#  Copyright (c) Prior Labs GmbH 2025.
#  Licensed under the Apache License, Version 2.0

import numpy as np
import warnings
from sklearn.metrics import (
    accuracy_score,
    f1_score,
    log_loss,
    mean_absolute_error,
    mean_squared_error,
    roc_auc_score,
)
from typing import Literal

CLF_LABEL_METRICS = ["accuracy", "f1"]


def safe_roc_auc_score(y_true, y_score, **kwargs):
    """
    Compute the Area Under the Receiver Operating Characteristic Curve (ROC AUC) score.

    This function is a safe wrapper around `sklearn.metrics.roc_auc_score` that handles
    cases where the input data may have missing classes or binary classification problems.

    Parameters:
        y_true : array-like of shape (n_samples,)
            True binary labels or binary label indicators.

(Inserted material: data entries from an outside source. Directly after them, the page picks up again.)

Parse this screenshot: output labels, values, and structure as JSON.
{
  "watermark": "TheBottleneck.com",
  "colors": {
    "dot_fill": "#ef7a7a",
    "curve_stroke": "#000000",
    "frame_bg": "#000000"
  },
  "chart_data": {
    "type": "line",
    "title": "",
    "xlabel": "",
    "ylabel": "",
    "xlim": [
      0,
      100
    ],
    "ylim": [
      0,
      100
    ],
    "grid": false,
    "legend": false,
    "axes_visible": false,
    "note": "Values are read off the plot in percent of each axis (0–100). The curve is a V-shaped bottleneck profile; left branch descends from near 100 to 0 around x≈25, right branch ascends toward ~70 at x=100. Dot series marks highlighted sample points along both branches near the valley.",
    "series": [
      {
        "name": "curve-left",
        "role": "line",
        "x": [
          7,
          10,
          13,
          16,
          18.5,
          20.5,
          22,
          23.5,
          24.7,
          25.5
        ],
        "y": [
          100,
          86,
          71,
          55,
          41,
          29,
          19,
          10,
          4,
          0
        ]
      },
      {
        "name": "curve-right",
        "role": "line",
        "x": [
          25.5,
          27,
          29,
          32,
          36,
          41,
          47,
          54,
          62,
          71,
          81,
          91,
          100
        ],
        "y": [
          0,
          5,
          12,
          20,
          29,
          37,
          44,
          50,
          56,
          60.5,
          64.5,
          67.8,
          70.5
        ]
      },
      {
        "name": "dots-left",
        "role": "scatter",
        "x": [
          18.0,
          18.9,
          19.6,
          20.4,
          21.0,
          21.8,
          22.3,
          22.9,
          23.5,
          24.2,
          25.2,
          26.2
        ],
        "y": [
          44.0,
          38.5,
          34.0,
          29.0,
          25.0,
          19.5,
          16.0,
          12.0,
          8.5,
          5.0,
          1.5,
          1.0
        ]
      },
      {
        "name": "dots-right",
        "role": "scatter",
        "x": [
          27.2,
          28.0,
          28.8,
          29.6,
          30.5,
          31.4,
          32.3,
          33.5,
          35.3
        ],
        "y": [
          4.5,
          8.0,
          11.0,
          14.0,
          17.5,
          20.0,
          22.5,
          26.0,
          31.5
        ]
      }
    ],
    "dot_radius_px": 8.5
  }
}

        y_score : array-like of shape (n_samples,) or (n_samples, n_classes)
            Target scores, can either be probability estimates of the positive class,
            confidence values, or non-thresholded measure of decisions.

        **kwargs : dict
            Additional keyword arguments to pass to `sklearn.metrics.roc_auc_score`.

    Returns:
     float: The ROC AUC score.

    Raises:
     ValueError: If there are missing classes in `y_true` that cannot be handled.
    """
    try:
        # would be much safer to check count of unique values in y_true... but inefficient.
        if (len(y_score.shape) > 1) and (y_score.shape[1] == 2):
            y_score = y_score[:, 1]  # follow sklearn behavior selecting positive class
        return roc_auc_score(y_true, y_score, **kwargs)
    except ValueError as ve:
        try:
            unique_classes = np.unique(y_true)
            missing_classes = [
                i for i in range(y_score.shape[1]) if i not in unique_classes
            ]

            # Modify y_score to exclude columns corresponding to missing classes
            y_score_adjusted = np.delete(y_score, missing_classes, axis=1)
            y_score_adjusted = y_score_adjusted / y_score_adjusted.sum(
                axis=1,
                keepdims=True,
            )
            return roc_auc_score(y_true, y_score_adjusted, **kwargs)
        except Exception as e:
            warnings.warn(
                "Unhandleable error in roc_auc_score: " + str(e), stacklevel=2
            )
            raise e from ve


def score_classification(
    optimize_metric: Literal["roc", "auroc", "accuracy", "f1", "log_loss"],
    y_true,
    y_pred,
    sample_weight=None,
    *,
    y_pred_is_labels: bool = False,
):
    """
    General function to score classification predictions.

    Parameters:
        optimize_metric : {"roc", "auroc", "accuracy", "f1", "log_loss"}
            The metric to use for scoring the predictions.

        y_true : array-like of shape (n_samples,)
            True labels or binary label indicators.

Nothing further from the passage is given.